When we have messed up, when we have broken God’s promises, when we have walked away from Him, our greatest need is to see Him and His glory.  Moses knew it.  And in verse 18 Moses saw the mercy and compassion of God on display in grand fashion!

Chapter 34 details again the faithfulness of God to His people.  Those stone tablets with the Ten Commandments on them that Moses had broken in his anger and disgust over the sins of Israel, God re-created.  The starting point for the grace of God in our lives is brokenness.  The starting point for the forgiveness of God is our sin.  And God takes our broken promises and broken lives and says, “Let’s do this over.”  That is overwhelming to me.

And before I say “amen” to this message, let me show you what God revealed again in the process of giving His people another chance.  Look at Exodus 34:6-7 (NIV) 6  And he passed in front of Moses, proclaiming, “The LORD, the LORD, the compassionate and gracious God, slow to anger, abounding in love and faithfulness, 7  maintaining love to thousands, and forgiving wickedness, rebellion and sin.
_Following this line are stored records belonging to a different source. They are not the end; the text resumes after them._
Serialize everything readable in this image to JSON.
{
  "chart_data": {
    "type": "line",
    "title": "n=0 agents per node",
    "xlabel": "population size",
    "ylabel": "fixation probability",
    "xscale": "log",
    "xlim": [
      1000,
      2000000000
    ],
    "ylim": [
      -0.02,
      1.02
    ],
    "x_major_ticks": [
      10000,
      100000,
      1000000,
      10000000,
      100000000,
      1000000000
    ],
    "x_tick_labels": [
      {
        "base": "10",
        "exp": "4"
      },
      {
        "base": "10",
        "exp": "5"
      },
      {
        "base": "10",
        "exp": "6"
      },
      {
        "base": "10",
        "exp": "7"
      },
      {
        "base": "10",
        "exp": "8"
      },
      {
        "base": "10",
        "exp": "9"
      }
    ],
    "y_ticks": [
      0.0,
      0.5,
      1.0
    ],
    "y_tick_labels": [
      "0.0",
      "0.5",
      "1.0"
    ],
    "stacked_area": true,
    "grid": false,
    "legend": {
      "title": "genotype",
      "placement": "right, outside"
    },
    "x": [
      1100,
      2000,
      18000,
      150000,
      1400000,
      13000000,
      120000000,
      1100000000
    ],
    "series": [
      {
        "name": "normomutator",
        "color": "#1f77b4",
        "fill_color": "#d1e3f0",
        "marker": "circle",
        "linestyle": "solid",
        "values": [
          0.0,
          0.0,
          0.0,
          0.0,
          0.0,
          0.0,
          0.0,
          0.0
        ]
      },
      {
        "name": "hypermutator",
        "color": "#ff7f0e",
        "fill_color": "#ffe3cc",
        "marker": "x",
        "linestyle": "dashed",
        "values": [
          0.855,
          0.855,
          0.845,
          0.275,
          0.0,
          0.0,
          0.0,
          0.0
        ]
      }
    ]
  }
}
Yet he does not leave the guilty unpunished; he punishes the children and their children for the sin of the fathers to the third and fourth generation.”

What does He reaffirm to His people in this passage?  “Just as I have always been, so shall I always be.”  What a promise!  Someone to count on.  A God who can truly be trusted.  What promises to hold onto!  We serve an unwavering God.  He is the same “yesterday, today, and forever.” (Hebrews 13:8)

What pain do you hold in your heart that is a result of a broken promise?  Do you allow that pain from that broken promise to override the promises of God in your life?  Today God is here with mercy and compassion to provide you with healing for your hurt.

Have you made promises to God you haven’t kept?  He is offering you a do-over.

Do you feel as if your life is falling apart?  Like you are falling apart?  Jesus is here to hold you together.  There is a safe place in the cleft of the rock.  God will cover you with the hollow of His hand.  He will reveal Himself in the midst of your brokenness.

You cannot begin to claim any of the promises of God until you have first claimed the Person of the Promise, Jesus Christ, as Lord and Savior.  The promises of God are “yes’ in Christ.  Only those who are in Christ get the Divine Yes spoken over their lives.  Are you holding on to the Jesus, the Logos, the Promise, who has made good and continues to make good through the keeping power of the Spirit, ever other promise God has made to you?